StackStorm / st2

StackStorm (aka "IFTTT for Ops") is event-driven automation for auto-remediation, incident responses, troubleshooting, deployments, and more for DevOps and SREs. Includes rules engine, workflow, 160 integration packs with 6000+ actions (see https://exchange.stackstorm.org) and ChatOps. Installer at https://docs.stackstorm.com/install/index.html
https://stackstorm.com/
Apache License 2.0
6.05k stars 745 forks source link

Killing action runner process should set running actions state to "abandoned" and not "failed" #3449

Open lakshmi-kannan opened 7 years ago

lakshmi-kannan commented 7 years ago

In systemd hosts like U16 and EL7, running something like

st2 run core.local cmd="sleep 180; echo covfefe" timeout=300 -a; sleep 30; sudo systemctl stop st2actionrunner; sleep 10; st2 execution list

shows action status as `failed and not abandoned.

NOTE: This does not happen always. So I believe there is a race of some sort in U16.

m4dcoder commented 7 years ago

The liveaction has already failed as a result of shutdown by the time the abandon process runs.

m4dcoder commented 7 years ago

The logic here https://github.com/StackStorm/st2/blob/master/contrib/runners/local_runner/local_runner.py#L177 for the local runner was triggered on u16 before the parent worker process it as abandoned.

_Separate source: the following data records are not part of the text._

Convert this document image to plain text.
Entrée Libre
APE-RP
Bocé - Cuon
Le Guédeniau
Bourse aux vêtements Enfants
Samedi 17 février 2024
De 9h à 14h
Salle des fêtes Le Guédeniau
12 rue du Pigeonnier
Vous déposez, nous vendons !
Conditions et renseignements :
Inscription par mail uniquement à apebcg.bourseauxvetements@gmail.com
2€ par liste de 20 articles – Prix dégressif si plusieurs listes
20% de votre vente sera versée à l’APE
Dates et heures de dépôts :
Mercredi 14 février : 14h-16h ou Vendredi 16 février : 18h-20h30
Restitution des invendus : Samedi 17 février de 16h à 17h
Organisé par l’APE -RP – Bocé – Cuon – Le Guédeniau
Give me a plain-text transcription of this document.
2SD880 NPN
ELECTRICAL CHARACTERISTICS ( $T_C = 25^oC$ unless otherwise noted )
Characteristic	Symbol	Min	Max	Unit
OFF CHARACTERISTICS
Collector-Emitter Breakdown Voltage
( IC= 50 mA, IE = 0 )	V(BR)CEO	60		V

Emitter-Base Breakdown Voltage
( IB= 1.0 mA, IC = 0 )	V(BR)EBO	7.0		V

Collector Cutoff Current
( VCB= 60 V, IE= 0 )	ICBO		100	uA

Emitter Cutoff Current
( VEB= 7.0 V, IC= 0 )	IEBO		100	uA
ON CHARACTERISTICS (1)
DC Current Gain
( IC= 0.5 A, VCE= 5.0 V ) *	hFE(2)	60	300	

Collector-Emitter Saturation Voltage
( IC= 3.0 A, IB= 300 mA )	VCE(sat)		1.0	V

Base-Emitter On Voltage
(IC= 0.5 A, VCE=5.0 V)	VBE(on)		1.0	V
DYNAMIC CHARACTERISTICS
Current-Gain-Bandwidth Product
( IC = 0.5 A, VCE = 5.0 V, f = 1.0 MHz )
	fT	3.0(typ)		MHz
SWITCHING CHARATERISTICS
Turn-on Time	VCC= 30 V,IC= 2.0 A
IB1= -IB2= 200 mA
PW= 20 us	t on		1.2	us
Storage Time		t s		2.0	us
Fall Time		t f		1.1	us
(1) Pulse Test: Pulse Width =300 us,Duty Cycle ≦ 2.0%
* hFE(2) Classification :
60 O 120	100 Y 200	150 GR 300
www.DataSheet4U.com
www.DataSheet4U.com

m4dcoder commented 7 years ago

So, on u16, looks like SIGTERM is sent to the subprocess first and the local runner is treating it as failed status. Maybe the fix would be to set the state to ABANDONED at https://github.com/StackStorm/st2/blob/master/contrib/runners/local_runner/local_runner.py#L177 when SIGTERM is the exit code (or -15 per https://docs.python.org/2/library/subprocess.html?highlight=returncode#subprocess.Popen.returncode since SIGTERM is 15).

m4dcoder commented 7 years ago

Partial fix at https://github.com/StackStorm/st2/pull/3457